Paradoxically, decades after “The Practice of Management” hit the shelves, companies are still struggling to understand the notion of creating a customer. Why? Well, the likes of Milton Friedman certainly didn’t help. Although Drucker’s influence was vast among the business community, interestingly, at the same time that Drucker was advocating for focus on the customer, Milton Friedman was spearheading the “sole purpose of a company is to maximize shareholder value” school of thought.
Milton Friedman [1912 – 2006] argued that a company has no social responsibility to society because its sole concern is to increase profits for itself and its shareholders. Although the Friedman Doctrine has been widely debated for decades, by and large, corporate America has operated with a thirst for profit maximization.
Yet, the global economy is at a tipping point. It’s somewhat new. You might not have even realized it yet.
Leading the charge is Paul Polman of Unilever, who no longer publishes full quarterly financial results, refuses to offer earnings guidance to equity analysts, and has introduced a detailed sustainable living plan, and Tim Cook of Apple, who recently told his shareholders at the annual meeting this past February, “When we work on making our devices accessible to the blind, I don’t consider the bloody ROI. If you want me to do things only for ROI reasons, you should get out of this stock”.

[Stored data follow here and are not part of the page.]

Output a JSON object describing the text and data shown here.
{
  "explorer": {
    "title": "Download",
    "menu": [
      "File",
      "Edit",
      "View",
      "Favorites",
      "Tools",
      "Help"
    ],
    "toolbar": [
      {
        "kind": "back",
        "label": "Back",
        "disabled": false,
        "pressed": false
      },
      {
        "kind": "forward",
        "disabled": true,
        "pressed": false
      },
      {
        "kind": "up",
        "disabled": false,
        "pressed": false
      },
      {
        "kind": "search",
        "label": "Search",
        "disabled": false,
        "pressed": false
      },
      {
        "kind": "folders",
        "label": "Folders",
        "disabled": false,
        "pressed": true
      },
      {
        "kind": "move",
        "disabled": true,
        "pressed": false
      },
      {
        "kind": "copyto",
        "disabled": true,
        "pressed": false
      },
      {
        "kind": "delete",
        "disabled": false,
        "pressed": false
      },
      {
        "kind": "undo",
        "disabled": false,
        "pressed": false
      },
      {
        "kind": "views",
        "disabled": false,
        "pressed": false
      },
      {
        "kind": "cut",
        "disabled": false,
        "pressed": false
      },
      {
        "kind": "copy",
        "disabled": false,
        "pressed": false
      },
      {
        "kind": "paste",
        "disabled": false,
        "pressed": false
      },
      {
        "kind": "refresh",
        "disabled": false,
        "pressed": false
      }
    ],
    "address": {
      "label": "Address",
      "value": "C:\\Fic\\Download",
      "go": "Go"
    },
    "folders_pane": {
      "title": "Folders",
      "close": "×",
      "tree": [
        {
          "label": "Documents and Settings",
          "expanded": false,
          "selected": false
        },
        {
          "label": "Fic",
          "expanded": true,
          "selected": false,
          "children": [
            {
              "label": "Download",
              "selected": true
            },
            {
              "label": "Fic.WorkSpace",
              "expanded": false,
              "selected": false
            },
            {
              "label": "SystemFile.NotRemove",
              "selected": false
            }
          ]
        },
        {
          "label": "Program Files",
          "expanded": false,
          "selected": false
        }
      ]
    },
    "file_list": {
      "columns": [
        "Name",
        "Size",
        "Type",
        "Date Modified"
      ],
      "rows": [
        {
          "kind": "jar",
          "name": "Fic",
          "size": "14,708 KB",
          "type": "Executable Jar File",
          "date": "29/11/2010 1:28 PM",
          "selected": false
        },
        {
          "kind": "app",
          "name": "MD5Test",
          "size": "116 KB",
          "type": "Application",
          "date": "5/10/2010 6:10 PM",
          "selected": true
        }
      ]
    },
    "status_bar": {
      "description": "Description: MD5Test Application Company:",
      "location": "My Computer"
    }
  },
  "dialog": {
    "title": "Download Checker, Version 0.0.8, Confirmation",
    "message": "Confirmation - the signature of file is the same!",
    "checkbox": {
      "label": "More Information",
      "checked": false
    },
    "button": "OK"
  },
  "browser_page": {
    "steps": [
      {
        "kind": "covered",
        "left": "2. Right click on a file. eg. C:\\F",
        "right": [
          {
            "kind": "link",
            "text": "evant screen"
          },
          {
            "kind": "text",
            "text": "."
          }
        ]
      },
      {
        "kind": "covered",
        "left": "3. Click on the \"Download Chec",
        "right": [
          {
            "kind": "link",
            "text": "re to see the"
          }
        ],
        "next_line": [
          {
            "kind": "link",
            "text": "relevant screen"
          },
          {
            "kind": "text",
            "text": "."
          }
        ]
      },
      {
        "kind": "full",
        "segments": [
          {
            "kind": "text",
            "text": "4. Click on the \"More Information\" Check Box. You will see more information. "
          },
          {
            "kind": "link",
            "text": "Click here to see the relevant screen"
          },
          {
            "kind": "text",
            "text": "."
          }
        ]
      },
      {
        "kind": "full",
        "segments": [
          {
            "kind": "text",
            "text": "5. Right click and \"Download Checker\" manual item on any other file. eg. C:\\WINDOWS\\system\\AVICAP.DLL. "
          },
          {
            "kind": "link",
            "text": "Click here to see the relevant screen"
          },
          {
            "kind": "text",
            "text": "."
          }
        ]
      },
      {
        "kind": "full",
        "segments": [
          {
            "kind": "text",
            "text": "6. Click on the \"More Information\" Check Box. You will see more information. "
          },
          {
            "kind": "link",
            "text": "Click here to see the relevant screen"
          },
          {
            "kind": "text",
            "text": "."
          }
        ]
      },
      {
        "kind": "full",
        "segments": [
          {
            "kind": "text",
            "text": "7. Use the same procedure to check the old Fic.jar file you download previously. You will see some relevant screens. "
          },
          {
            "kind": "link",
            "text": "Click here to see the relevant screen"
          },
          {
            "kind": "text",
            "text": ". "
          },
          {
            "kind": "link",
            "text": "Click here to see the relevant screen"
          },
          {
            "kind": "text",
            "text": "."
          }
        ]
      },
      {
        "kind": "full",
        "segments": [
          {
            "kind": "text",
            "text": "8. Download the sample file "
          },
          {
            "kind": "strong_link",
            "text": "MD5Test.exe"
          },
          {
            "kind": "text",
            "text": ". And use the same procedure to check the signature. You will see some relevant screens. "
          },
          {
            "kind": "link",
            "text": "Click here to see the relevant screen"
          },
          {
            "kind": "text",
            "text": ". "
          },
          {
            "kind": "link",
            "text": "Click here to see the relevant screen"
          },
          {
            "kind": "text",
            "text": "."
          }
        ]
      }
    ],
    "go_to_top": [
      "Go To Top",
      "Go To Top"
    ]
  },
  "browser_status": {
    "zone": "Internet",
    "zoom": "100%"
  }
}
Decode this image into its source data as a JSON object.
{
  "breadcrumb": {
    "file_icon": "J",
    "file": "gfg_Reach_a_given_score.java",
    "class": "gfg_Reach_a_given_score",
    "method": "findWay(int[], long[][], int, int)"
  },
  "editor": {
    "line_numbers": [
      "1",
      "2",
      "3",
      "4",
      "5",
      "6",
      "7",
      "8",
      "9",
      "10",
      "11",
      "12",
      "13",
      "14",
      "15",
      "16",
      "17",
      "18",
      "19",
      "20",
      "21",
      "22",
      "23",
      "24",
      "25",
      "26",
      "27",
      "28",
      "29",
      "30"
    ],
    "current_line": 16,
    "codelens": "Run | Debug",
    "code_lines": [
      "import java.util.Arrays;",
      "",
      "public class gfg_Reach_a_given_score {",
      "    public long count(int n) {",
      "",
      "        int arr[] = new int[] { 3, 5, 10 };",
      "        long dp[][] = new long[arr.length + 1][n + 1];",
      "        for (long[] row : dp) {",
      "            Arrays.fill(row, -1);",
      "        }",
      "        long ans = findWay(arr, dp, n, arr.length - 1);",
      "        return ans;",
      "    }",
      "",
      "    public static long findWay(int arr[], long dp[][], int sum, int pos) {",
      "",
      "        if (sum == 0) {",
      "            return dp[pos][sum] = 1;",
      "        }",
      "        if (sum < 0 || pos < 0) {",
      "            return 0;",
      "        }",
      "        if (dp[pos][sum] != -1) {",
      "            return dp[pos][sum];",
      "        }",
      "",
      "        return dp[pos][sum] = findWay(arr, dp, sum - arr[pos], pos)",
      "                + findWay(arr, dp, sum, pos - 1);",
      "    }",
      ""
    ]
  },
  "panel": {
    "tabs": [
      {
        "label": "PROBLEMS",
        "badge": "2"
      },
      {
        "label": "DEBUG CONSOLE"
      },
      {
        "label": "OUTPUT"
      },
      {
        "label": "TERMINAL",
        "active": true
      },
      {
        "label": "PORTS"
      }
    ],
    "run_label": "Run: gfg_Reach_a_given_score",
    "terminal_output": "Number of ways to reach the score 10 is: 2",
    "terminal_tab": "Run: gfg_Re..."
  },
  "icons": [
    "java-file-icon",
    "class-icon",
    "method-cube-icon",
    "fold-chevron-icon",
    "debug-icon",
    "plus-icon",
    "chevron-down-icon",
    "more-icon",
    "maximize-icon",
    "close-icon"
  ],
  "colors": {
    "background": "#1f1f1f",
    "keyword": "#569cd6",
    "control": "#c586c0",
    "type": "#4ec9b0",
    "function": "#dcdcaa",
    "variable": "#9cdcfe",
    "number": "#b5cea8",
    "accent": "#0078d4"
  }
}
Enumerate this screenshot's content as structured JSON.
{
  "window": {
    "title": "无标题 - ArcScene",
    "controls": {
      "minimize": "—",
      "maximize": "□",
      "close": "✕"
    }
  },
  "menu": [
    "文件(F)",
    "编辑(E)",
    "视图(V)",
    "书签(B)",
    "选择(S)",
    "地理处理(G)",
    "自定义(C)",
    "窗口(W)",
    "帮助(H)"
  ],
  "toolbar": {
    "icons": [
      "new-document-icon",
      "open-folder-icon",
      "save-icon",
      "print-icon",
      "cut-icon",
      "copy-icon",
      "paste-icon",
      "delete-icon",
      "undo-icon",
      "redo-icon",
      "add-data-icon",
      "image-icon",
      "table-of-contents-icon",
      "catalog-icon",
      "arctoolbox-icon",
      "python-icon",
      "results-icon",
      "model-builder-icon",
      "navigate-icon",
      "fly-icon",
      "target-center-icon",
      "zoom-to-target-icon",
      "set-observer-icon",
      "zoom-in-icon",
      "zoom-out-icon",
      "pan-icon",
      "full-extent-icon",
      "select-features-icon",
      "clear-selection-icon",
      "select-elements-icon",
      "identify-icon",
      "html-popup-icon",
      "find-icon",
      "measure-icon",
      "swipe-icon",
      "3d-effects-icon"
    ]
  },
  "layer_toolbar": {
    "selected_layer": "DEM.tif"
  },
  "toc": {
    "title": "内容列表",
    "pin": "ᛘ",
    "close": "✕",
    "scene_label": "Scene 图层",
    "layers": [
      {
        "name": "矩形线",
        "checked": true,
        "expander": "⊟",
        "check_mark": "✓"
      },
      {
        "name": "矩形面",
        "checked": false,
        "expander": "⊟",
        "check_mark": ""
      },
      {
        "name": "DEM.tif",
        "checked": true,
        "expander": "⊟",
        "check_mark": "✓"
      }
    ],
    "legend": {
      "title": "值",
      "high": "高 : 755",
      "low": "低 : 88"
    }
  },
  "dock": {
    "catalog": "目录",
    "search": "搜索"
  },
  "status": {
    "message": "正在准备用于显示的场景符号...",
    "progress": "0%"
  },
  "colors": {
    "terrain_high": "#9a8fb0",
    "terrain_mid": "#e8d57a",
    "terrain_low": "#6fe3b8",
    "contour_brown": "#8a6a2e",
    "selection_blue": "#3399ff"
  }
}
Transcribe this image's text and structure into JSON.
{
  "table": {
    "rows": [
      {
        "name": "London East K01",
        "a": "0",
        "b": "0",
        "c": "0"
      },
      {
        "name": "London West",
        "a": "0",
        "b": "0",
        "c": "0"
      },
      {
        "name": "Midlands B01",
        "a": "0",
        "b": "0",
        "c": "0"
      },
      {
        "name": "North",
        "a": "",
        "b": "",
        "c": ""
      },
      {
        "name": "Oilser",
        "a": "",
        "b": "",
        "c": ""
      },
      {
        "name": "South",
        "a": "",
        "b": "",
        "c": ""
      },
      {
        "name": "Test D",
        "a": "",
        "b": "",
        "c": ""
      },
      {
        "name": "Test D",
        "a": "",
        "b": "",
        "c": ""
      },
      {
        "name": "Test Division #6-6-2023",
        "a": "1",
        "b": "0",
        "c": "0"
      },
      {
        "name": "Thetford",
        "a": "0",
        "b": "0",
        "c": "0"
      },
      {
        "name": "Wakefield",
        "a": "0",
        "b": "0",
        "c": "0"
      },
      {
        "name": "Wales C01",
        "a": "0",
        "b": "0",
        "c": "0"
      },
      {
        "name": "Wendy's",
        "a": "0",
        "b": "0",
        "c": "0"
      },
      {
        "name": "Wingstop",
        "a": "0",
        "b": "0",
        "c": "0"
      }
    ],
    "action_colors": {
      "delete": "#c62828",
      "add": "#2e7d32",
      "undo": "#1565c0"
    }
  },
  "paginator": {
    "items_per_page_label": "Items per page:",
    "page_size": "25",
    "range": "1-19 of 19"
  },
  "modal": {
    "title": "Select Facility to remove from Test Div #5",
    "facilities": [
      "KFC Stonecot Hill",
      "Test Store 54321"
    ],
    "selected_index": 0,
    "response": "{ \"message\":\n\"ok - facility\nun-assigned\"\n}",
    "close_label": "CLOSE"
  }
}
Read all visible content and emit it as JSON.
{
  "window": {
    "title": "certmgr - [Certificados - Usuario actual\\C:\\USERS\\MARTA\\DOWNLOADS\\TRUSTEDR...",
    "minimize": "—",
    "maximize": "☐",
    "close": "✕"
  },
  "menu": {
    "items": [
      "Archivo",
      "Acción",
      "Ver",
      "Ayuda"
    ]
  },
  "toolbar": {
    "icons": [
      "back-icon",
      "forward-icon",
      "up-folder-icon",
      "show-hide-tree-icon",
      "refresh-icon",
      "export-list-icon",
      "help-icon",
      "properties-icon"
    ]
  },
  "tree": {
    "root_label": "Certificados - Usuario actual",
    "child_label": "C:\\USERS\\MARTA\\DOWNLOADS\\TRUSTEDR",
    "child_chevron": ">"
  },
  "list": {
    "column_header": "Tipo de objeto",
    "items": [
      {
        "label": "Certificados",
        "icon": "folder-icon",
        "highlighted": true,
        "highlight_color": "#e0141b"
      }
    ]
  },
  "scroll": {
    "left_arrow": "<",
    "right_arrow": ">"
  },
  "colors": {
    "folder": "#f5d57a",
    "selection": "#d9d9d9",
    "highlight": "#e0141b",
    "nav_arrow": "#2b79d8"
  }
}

Even The Economist has concluded that shareholder value theory “has certainly yielded perverse results”. Jack Welch, Former CEO of General Electric, recently asserted that shareholder value theory is “the dumbest idea in the world”. And Roger Martin, Dean of Rotman School of Management, wrote the well-known notion: “Our theories of shareholder value maximization and stock-based compensation have the ability to destroy our economy and rot out the core of American capitalism.”
And, thus, we come full circle back to Peter Drucker.